A) Tapınakların inşasında görev almak
B) Halkı eğitmek
C) Ülkeyi dış tehditlere karşı savunmak
D) Ticaretle uğraşmak
E) Sanatsal faaliyetleri geliştirmek
Çözüm:
Savaşçı sınıfın en önemli rolü, ülkeyi dış tehditlere karşı savunmak ve fetihler yaparak ülkenin topraklarını genişletmekti. Bu sınıf, toplumun güvenliğini sağlamak ve yönetici sınıfa hizmet etmek için önemli bir konumdaydı.
Cevap: C
Soru 4:
Aşağıdakilerden hangisi Eski Çağ medeniyetlerinde kralların otoritesini güçlendiren en önemli unsurlardan biridir?
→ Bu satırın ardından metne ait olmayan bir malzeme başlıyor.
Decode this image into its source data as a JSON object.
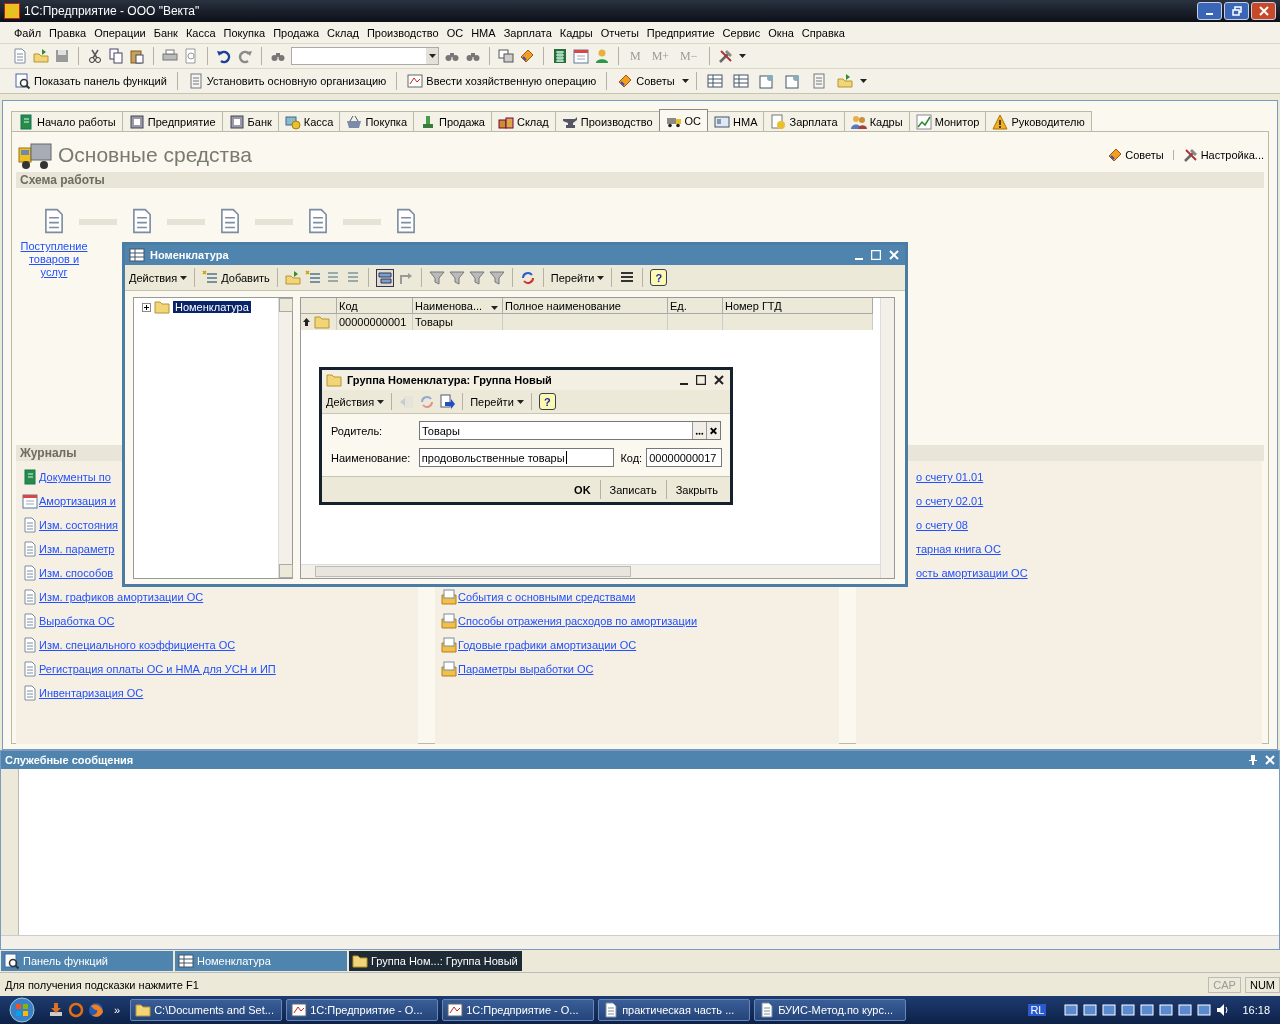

A) Ticaret yollarının kontrolü
B) Ordu üzerindeki tam kontrol
C) Tarımsal üretimin artırılması
D) Halkın zanaat ile uğraşması
E) Dini liderlerin etkisinin azalması
Çözüm:
Eski Çağ medeniyetlerinde kralların otoritesini güçlendiren en önemli unsur, ordu üzerindeki tam kontrolleriydi. Orduyu yönetmek, hem iç hem de dış tehditlere karşı güvenliği sağlamada ve fetihler yapmada önemli bir avantaj sağlıyordu.
Cevap: B
Soru 5:
Eski Çağ’da yöneticilerin dini lider olarak kabul edilmeleri hangi duruma işaret eder?
A) Dinin sadece rahiplerin tekelinde olmasına
B) Yöneticilerin hem siyasi hem de dini otoriteyi elinde bulundurmasına
C) Ticaret yollarını kontrol etmelerine
D) Sanatsal faaliyetlerin yöneticiler tarafından desteklenmesine
E) Askeri yönetimin zayıf kalmasına
Çözüm:
Eski Çağ’da yöneticilerin dini lider olarak kabul edilmeleri, onların hem siyasi hem de dini otoriteyi elinde bulundurduklarını gösterir. Bu durum, yönetici sınıfın toplum üzerindeki etkisini daha da güçlendirirdi.